Eventually Katrina gave up and she just resumed staring at her own lap in silence.
After awhile Amanda spoke. “Katrina, I need to know where you got it. What you were doing with it.”
“I was just... I don’t know... Coal had one-”
“Coal had one?”
Katrina nodded. “It-”
“How do you know Coal had one?” Her mother’s questions were faster now, more urgent.
Katrina looked up as she nervously chewed on one finely manicured fingernail. She could see similar levels of worry reflected in her mother’s face.
“Katrina?”
Katrina glanced back down. She forced her fingers from her mouth to her lap again. Yes, she was definitely going to be in trouble if she wasn’t already. “Because I went to his house.”
A beat of silence.
“When? Why?”
She could hear the tremble of anger in her mother’s voice and she decided she better explain fast.
“Because Gemma said I couldn’t even steal a rose from his garden and so I... I went there and the door was open so I went inside. I thought I saw someone but it was just a ghost or something... and I wasn’t there very long... but he had this vase on the table and it looked like that one and so when I saw that one at the house the other day-”
“Hold on. Hold on.” Amanda held up a hand to stop her. “The Milton house?”
Katrina nodded. “When I saw it, I just took it. I figured since Coal had one then it must be important, powerful you know?” Katrina risked a glance at her mother again.
Amanda had one eyebrow raised.
Katrina shrunk back in her seat. “I wasn’t really doing much. I was just trying to read it, I didn’t think-”
“No, you didn’t think.”
Katrina was silent.
She heard her mother sigh.
“So, I’m really not going to disappear?”
“No.” The reply was more gentle this time. “If you were then it would have happened already.”
Katrina’s lip trembled. She brought her fingers up to them. “I... I thought...” She blinked and felt a couple of tears fall. She could see her mother’s blurred arms reaching for her, pulling her into a hug. Vaguely she registered that her mother still had both her hands. “Did you really have to kill a unicorn for it?” Katrina asked finally as Amanda stroked her hair.
“I did.” Amanda replied softly.
“I’m sorry.”
“I’m just glad you’re okay.”
Katrina felt all her worries fade away in the warmth of that hug. For a moment it was almost as if the morning hadn’t happened.
“Why’d you go to Wolf’s?” Katrina asked when they finally broke apart.
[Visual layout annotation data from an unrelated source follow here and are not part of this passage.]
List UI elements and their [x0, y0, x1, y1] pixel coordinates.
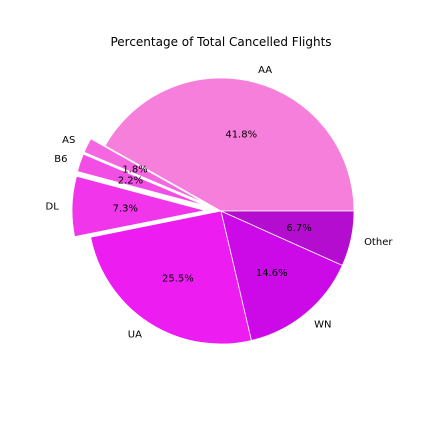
pie-slice-dl — [71, 175, 206, 238]
slice-label-other: Other — [364, 237, 393, 248]
slice-label-wn: WN — [314, 319, 331, 330]
chart-title: Percentage of Total Cancelled Flights — [110, 35, 331, 49]
pie-slice-other — [220, 210, 355, 266]
pct-label-aa: 41.8% — [225, 129, 257, 140]
slice-label-b6: B6 — [54, 154, 67, 165]
slice-label-aa: AA — [258, 65, 272, 76]
slice-label-dl: DL — [46, 201, 60, 212]
slices-layer — [71, 77, 355, 345]
pie-slice-as — [83, 138, 207, 205]
pct-label-b6: 2.2% — [118, 175, 143, 186]
pct-label-as: 1.8% — [122, 164, 147, 175]
labels-layer: AA 41.8% AS 1.8% B6 2.2% DL 7.3% UA 25.5% WN 14.6% O… — [46, 65, 394, 341]
pct-label-wn: 14.6% — [256, 268, 288, 279]
slice-label-ua: UA — [128, 330, 142, 341]
pie-slice-b6 — [76, 153, 207, 207]
pie-slice-aa — [104, 77, 355, 212]
pie-slice-wn — [220, 210, 343, 341]
pie-slice-ua — [90, 210, 252, 345]
pct-label-ua: 25.5% — [162, 274, 194, 285]
pct-label-other: 6.7% — [286, 223, 311, 234]
pct-label-dl: 7.3% — [113, 203, 138, 214]
slice-label-as: AS — [62, 135, 75, 146]
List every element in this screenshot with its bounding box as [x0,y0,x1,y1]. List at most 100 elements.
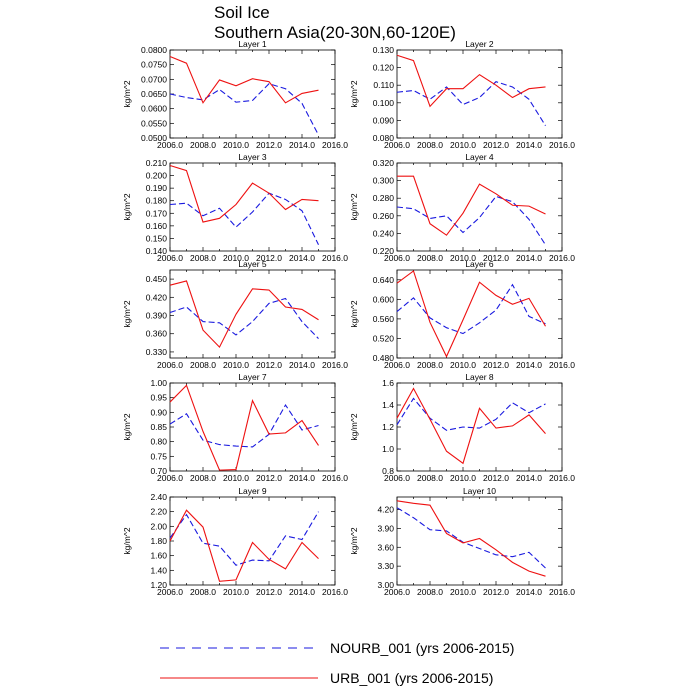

Amanda hesitated. “I wasn’t sure if it worked and I went to see him about Lily. I thought maybe the spell would help her too.”
“Would it?”
Her mother hesitated. “A little.”
Katrina frowned. “You did it on her at the same time?”
Her mother nodded.
“To slow the zombification? Does that mean-”
“It wasn’t just for you. The unicorn was worth more than one person today.”
Katrina frowned. That hadn’t been what she was going to ask but the speed at which her mother had interrupted and the shift in her posture told Katrina that maybe she was deliberately avoiding answering the other unspoken question. Was Lily safe from turning?
Her mother seemed determined to draw her attention away for the issue as her next question changed the subject. “So Coal had one like that one?”
Katrina took the hint. She nodded. “Just like it. Only his was red.”